How many public IP's do you have? If you only one public IP then
your configuration needs to be slightly different than if you
have multiple public IPs. Here's the part in common. Sustitute
appropriate values for the IP addresses and netmasks. oi<n>, ii<n>,
om<n>, im<n> are placeholders here, as you haven't given ehough
information for us to deduce what the proper netmasks are.
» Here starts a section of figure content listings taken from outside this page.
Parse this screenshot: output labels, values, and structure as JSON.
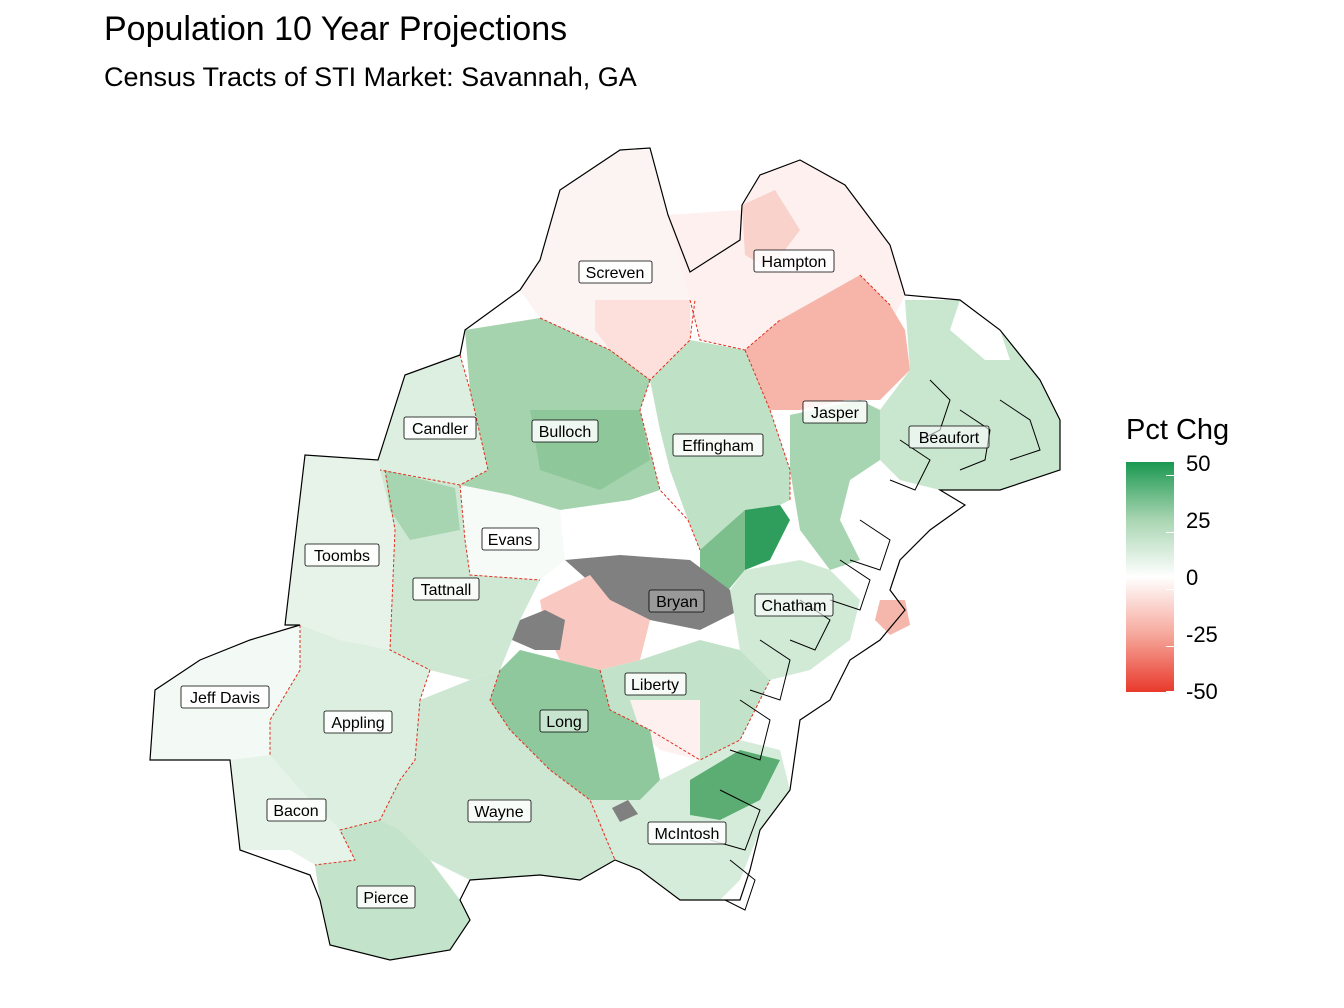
{
  "title": "Population 10 Year Projections",
  "subtitle": "Census Tracts of STI Market: Savannah, GA",
  "legend": {
    "title": "Pct Chg",
    "ticks": [
      "50",
      "25",
      "0",
      "-25",
      "-50"
    ],
    "colors": {
      "high": "#1a9850",
      "mid": "#ffffff",
      "low": "#e8392b",
      "missing": "#808080"
    }
  },
  "counties": [
    {
      "name": "Screven"
    },
    {
      "name": "Hampton"
    },
    {
      "name": "Candler"
    },
    {
      "name": "Bulloch"
    },
    {
      "name": "Effingham"
    },
    {
      "name": "Jasper"
    },
    {
      "name": "Beaufort"
    },
    {
      "name": "Toombs"
    },
    {
      "name": "Evans"
    },
    {
      "name": "Tattnall"
    },
    {
      "name": "Bryan"
    },
    {
      "name": "Chatham"
    },
    {
      "name": "Jeff Davis"
    },
    {
      "name": "Appling"
    },
    {
      "name": "Liberty"
    },
    {
      "name": "Long"
    },
    {
      "name": "Bacon"
    },
    {
      "name": "Wayne"
    },
    {
      "name": "McIntosh"
    },
    {
      "name": "Pierce"
    }
  ]
}
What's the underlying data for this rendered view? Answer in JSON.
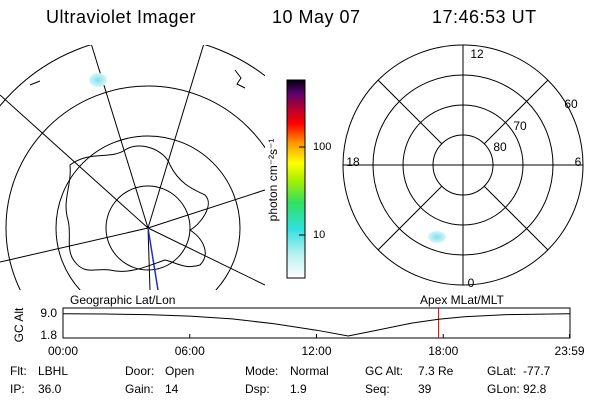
{
  "header": {
    "title": "Ultraviolet Imager",
    "date": "10 May 07",
    "time": "17:46:53 UT"
  },
  "colorbar": {
    "label": "photon cm⁻²s⁻¹",
    "ticks": [
      100,
      10
    ]
  },
  "polar_plot": {
    "mlt_labels": [
      "12",
      "18",
      "6",
      "0"
    ],
    "lat_labels": [
      "60",
      "70",
      "80"
    ]
  },
  "orbit_plot": {
    "left_title": "Geographic Lat/Lon",
    "right_title": "Apex  MLat/MLT",
    "ylabel": "GC Alt",
    "yticks": [
      {
        "value": 9.0,
        "label": "9.0"
      },
      {
        "value": 1.8,
        "label": "1.8"
      }
    ],
    "xticks": [
      {
        "value": 0,
        "label": "00:00"
      },
      {
        "value": 6,
        "label": "06:00"
      },
      {
        "value": 12,
        "label": "12:00"
      },
      {
        "value": 18,
        "label": "18:00"
      },
      {
        "value": 23.98,
        "label": "23:59"
      }
    ],
    "hours": [
      0,
      2,
      4,
      6,
      8,
      10,
      12,
      13.5,
      15,
      16.5,
      17.78,
      19,
      21,
      23.98
    ],
    "altitude": [
      9.1,
      9.0,
      8.8,
      8.3,
      7.4,
      5.8,
      3.7,
      1.8,
      3.9,
      6.0,
      7.3,
      8.1,
      8.8,
      9.1
    ],
    "current_hour": 17.78
  },
  "status": [
    [
      {
        "label": "Flt:",
        "value": "LBHL"
      },
      {
        "label": "Door:",
        "value": "Open"
      },
      {
        "label": "Mode:",
        "value": "Normal"
      },
      {
        "label": "GC Alt:",
        "value": "7.3 Re"
      },
      {
        "label": "GLat:",
        "value": "-77.7"
      }
    ],
    [
      {
        "label": "IP:",
        "value": "36.0"
      },
      {
        "label": "Gain:",
        "value": "14"
      },
      {
        "label": "Dsp:",
        "value": "1.9"
      },
      {
        "label": "Seq:",
        "value": "39"
      },
      {
        "label": "GLon:",
        "value": "92.8"
      }
    ]
  ]
}
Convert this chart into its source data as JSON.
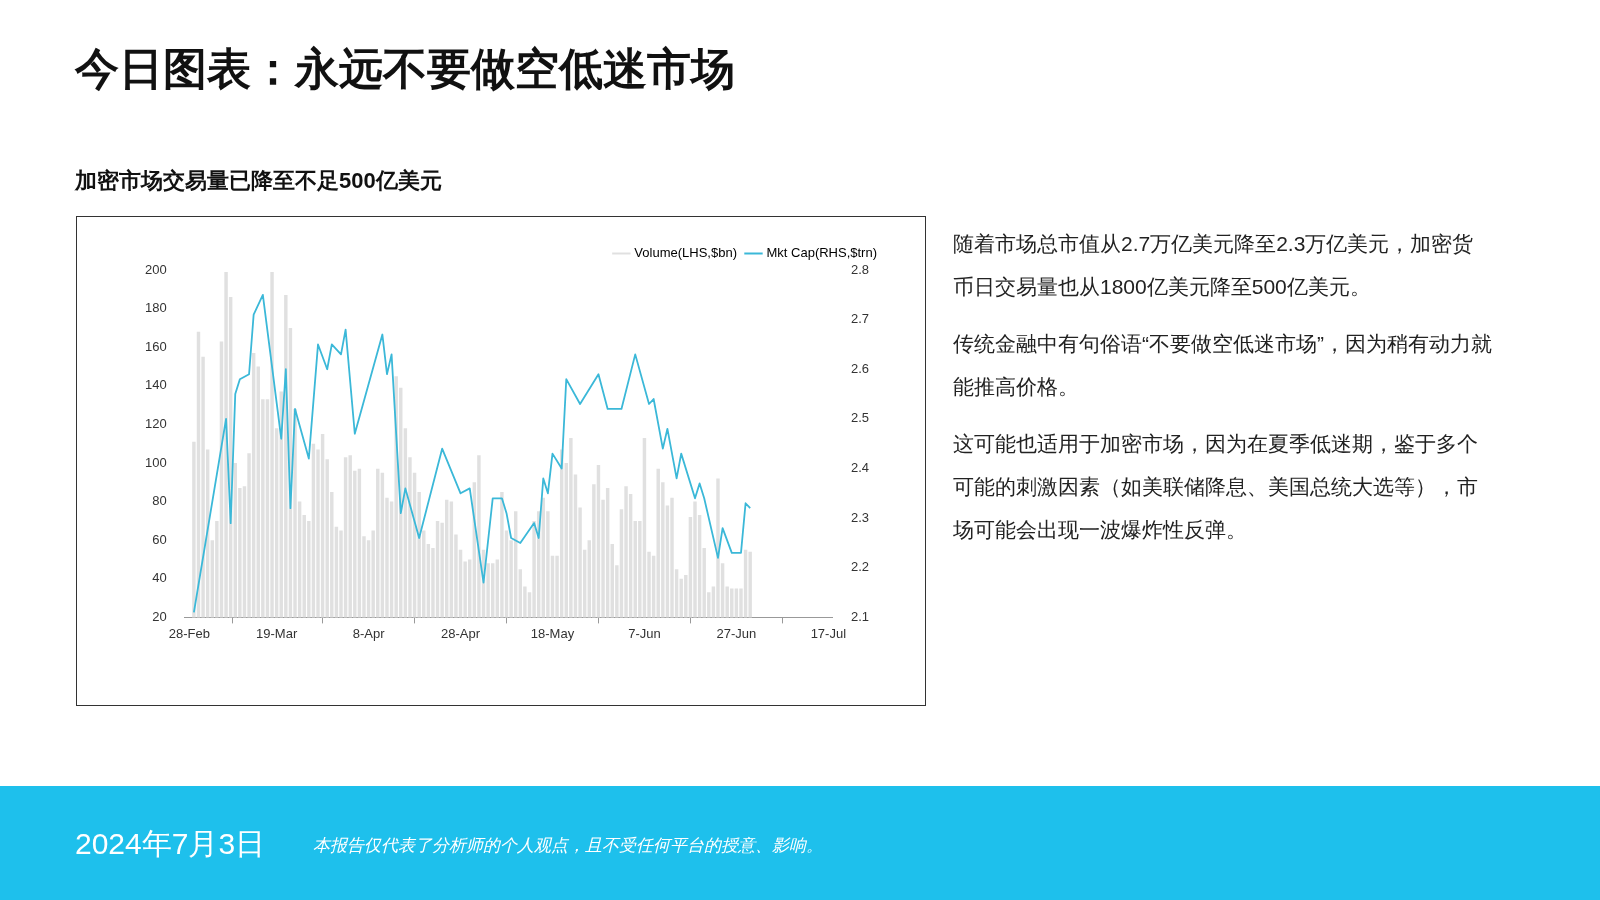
{
  "chart_data": {
    "type": "bar",
    "title": "今日图表：永远不要做空低迷市场",
    "subtitle": "加密市场交易量已降至不足500亿美元",
    "series": [
      {
        "name": "Volume(LHS,$bn)",
        "color": "#e0e0e0",
        "x": [
          "--03-01",
          "--03-02",
          "--03-03",
          "--03-04",
          "--03-05",
          "--03-06",
          "--03-07",
          "--03-08",
          "--03-09",
          "--03-10",
          "--03-11",
          "--03-12",
          "--03-13",
          "--03-14",
          "--03-15",
          "--03-16",
          "--03-17",
          "--03-18",
          "--03-19",
          "--03-20",
          "--03-21",
          "--03-22",
          "--03-23",
          "--03-24",
          "--03-25",
          "--03-26",
          "--03-27",
          "--03-28",
          "--03-29",
          "--03-30",
          "--03-31",
          "--04-01",
          "--04-02",
          "--04-03",
          "--04-04",
          "--04-05",
          "--04-06",
          "--04-07",
          "--04-08",
          "--04-09",
          "--04-10",
          "--04-11",
          "--04-12",
          "--04-13",
          "--04-14",
          "--04-15",
          "--04-16",
          "--04-17",
          "--04-18",
          "--04-19",
          "--04-20",
          "--04-21",
          "--04-22",
          "--04-23",
          "--04-24",
          "--04-25",
          "--04-26",
          "--04-27",
          "--04-28",
          "--04-29",
          "--04-30",
          "--05-01",
          "--05-02",
          "--05-03",
          "--05-04",
          "--05-05",
          "--05-06",
          "--05-07",
          "--05-08",
          "--05-09",
          "--05-10",
          "--05-11",
          "--05-12",
          "--05-13",
          "--05-14",
          "--05-15",
          "--05-16",
          "--05-17",
          "--05-18",
          "--05-19",
          "--05-20",
          "--05-21",
          "--05-22",
          "--05-23",
          "--05-24",
          "--05-25",
          "--05-26",
          "--05-27",
          "--05-28",
          "--05-29",
          "--05-30",
          "--05-31",
          "--06-01",
          "--06-02",
          "--06-03",
          "--06-04",
          "--06-05",
          "--06-06",
          "--06-07",
          "--06-08",
          "--06-09",
          "--06-10",
          "--06-11",
          "--06-12",
          "--06-13",
          "--06-14",
          "--06-15",
          "--06-16",
          "--06-17",
          "--06-18",
          "--06-19",
          "--06-20",
          "--06-21",
          "--06-22",
          "--06-23",
          "--06-24",
          "--06-25",
          "--06-26",
          "--06-27",
          "--06-28",
          "--06-29",
          "--06-30"
        ],
        "values": [
          111,
          168,
          155,
          107,
          60,
          70,
          163,
          199,
          186,
          100,
          87,
          88,
          105,
          157,
          150,
          133,
          133,
          199,
          118,
          137,
          187,
          170,
          128,
          80,
          73,
          70,
          110,
          107,
          115,
          102,
          85,
          67,
          65,
          103,
          104,
          96,
          97,
          62,
          60,
          65,
          97,
          95,
          82,
          80,
          145,
          139,
          118,
          103,
          95,
          85,
          65,
          58,
          56,
          70,
          69,
          81,
          80,
          63,
          55,
          49,
          50,
          90,
          104,
          55,
          48,
          48,
          50,
          85,
          65,
          60,
          75,
          45,
          36,
          33,
          70,
          75,
          82,
          75,
          52,
          52,
          107,
          100,
          113,
          94,
          77,
          55,
          60,
          89,
          99,
          81,
          87,
          58,
          47,
          76,
          88,
          84,
          70,
          70,
          113,
          54,
          52,
          97,
          90,
          78,
          82,
          45,
          40,
          42,
          72,
          80,
          73,
          56,
          33,
          36,
          92,
          48,
          36,
          35,
          35,
          35,
          55,
          54
        ]
      },
      {
        "name": "Mkt Cap(RHS,$trn)",
        "type": "line",
        "axis": "y2",
        "color": "#3bb8d8",
        "x": [
          "--03-01",
          "--03-08",
          "--03-09",
          "--03-10",
          "--03-11",
          "--03-13",
          "--03-14",
          "--03-16",
          "--03-20",
          "--03-21",
          "--03-22",
          "--03-23",
          "--03-26",
          "--03-28",
          "--03-30",
          "--03-31",
          "--04-02",
          "--04-03",
          "--04-05",
          "--04-11",
          "--04-12",
          "--04-13",
          "--04-15",
          "--04-16",
          "--04-19",
          "--04-24",
          "--04-28",
          "--04-30",
          "--05-03",
          "--05-05",
          "--05-07",
          "--05-08",
          "--05-09",
          "--05-11",
          "--05-14",
          "--05-15",
          "--05-16",
          "--05-17",
          "--05-18",
          "--05-20",
          "--05-21",
          "--05-24",
          "--05-28",
          "--05-30",
          "--06-02",
          "--06-05",
          "--06-08",
          "--06-09",
          "--06-11",
          "--06-12",
          "--06-14",
          "--06-15",
          "--06-18",
          "--06-19",
          "--06-20",
          "--06-23",
          "--06-24",
          "--06-26",
          "--06-28",
          "--06-29",
          "--06-30"
        ],
        "values": [
          2.11,
          2.5,
          2.29,
          2.55,
          2.58,
          2.59,
          2.71,
          2.75,
          2.46,
          2.6,
          2.32,
          2.52,
          2.42,
          2.65,
          2.6,
          2.65,
          2.63,
          2.68,
          2.47,
          2.67,
          2.59,
          2.63,
          2.31,
          2.36,
          2.26,
          2.44,
          2.35,
          2.36,
          2.17,
          2.34,
          2.34,
          2.31,
          2.26,
          2.25,
          2.29,
          2.26,
          2.38,
          2.35,
          2.43,
          2.4,
          2.58,
          2.53,
          2.59,
          2.52,
          2.52,
          2.63,
          2.53,
          2.54,
          2.44,
          2.48,
          2.38,
          2.43,
          2.34,
          2.37,
          2.34,
          2.22,
          2.28,
          2.23,
          2.23,
          2.33,
          2.32
        ]
      }
    ],
    "xlim": [
      "--02-27",
      "--07-18"
    ],
    "xticks": [
      {
        "value": "--02-28",
        "label": "28-Feb"
      },
      {
        "value": "--03-19",
        "label": "19-Mar"
      },
      {
        "value": "--04-08",
        "label": "8-Apr"
      },
      {
        "value": "--04-28",
        "label": "28-Apr"
      },
      {
        "value": "--05-18",
        "label": "18-May"
      },
      {
        "value": "--06-07",
        "label": "7-Jun"
      },
      {
        "value": "--06-27",
        "label": "27-Jun"
      },
      {
        "value": "--07-17",
        "label": "17-Jul"
      }
    ],
    "ylim": [
      20,
      200
    ],
    "yticks": [
      20,
      40,
      60,
      80,
      100,
      120,
      140,
      160,
      180,
      200
    ],
    "y2lim": [
      2.1,
      2.8
    ],
    "y2ticks": [
      2.1,
      2.2,
      2.3,
      2.4,
      2.5,
      2.6,
      2.7,
      2.8
    ],
    "grid": false,
    "legend": "top right",
    "marker": "none",
    "line_style": "solid",
    "annotations": [
      "随着市场总市值从2.7万亿美元降至2.3万亿美元，加密货币日交易量也从1800亿美元降至500亿美元。",
      "传统金融中有句俗语“不要做空低迷市场”，因为稍有动力就能推高价格。",
      "这可能也适用于加密市场，因为在夏季低迷期，鉴于多个可能的刺激因素（如美联储降息、美国总统大选等），市场可能会出现一波爆炸性反弹。",
      "2024年7月3日",
      "本报告仅代表了分析师的个人观点，且不受任何平台的授意、影响。"
    ]
  }
}
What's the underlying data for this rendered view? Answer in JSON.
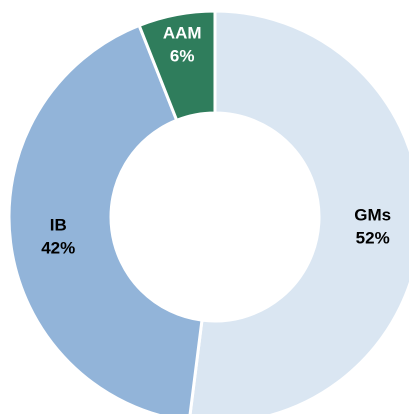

: set up the outside IP. Change oi4 and om4 to proper values.
ip address outside 159.121.228.oi4 255.255.255.om4

: set up the inside IP. Change ii2-ii4 and im2-im4 to proper values.
ip address inside 192.ii2.ii3.ii4 255.im2.im3.im4

: allow main inside network to go out. Change ii2-ii3 and im2-im4
: to same values as for ip address outside, but ib4 should be the
: base address of the range (usually 0 if you are doing a 192.168
: private range, but you haven't given us enough information to know that)
nat (inside) 1 192.ii2.ii3.ib4 255.im2.im3.im4

: allow second inside network to go out. This at least we have enough
: information to fully fill out.
nat (inside) 1 172.16.0.0 255.255.255.0

: tell the PIX how to find 172.16/24 on the inside.
: 192.ii2.ii3.ri4 should be changed to the IP address of an inside
: router that is on the same IP address range as your inside interface.
route inside 172.16.0.0 255.255.255.0 192.ii2.ii3.ri4

: allow some icmp from the outside to the inside LANs. PIX is not
: very good at figuring out which icmp are "replies" and needs some help
: in knowing what to let through. There is nothing special about
: the name outside2inside, it's just an arbitrary label that needs to
: be used consistantly with the access-group command.
access-list outside2inside permit icmp any any echo-reply
access-list outside2inside permit icmp any any ttl-exceeded
access-list outside2inside permit icmp any any unreachable

: activate the outside ACL against the outside interface.
: outside2inside is an arbitrary label as above, but everything else
: is literal.
access-group outside2inside in interface outside


Now choose one of these two:


:Single outside IP case:

: allow all internal traffic to be sent to outside via Port Address
: Translation (PAT) through the outside interface IP address.
: 'interface' is a literal keyword.
global (outside) 1 interface


:Multiple outside IP addresses case, with 159.121.228.71 being in
:the range of the outside IP but NOT being the same as the outside IP:
global (outside) 1 159.121.228.71


To repeat myself for emphasis: to have the PIX handle multiple
internal networks, you *need* an inside router [unless you want
to use a really ugly hack], and the internal machines should be set
to have their gateway point to the internal router rather than the PIX.
The internal router should then have a default route that points to
the single 192.* inside IP of the PIX.
--
This is not the same .sig the second time you read it.

<> wrote:

> Is it possible to assign 3 IP addresses on the same
> subnet to the ouside of a 506e?

Sorry, that can't be done.

> Is it also possible to nat 3 internal networks to
> those external ip"s.

Yes, that's pretty easy:

global (outside) 1 159.121.228.6
global (outside) 2 159.121.228.7
global (outside) 3 159.121.228.8
nat (inside) 1 172.16.0.0 255.255.255.0 0 0
nat (inside) 2 192.168.0.0 255.255.255.0 0 0
nat (inside) 3 10.0.0.0 255.255.255.0 0 0

And then you need a router to the inside network in
order to route two of the three internal networks
to the Pix because the inside interface of the Pix
can only have one IP assigned (well, you could try
with VLANs, but that's an other story).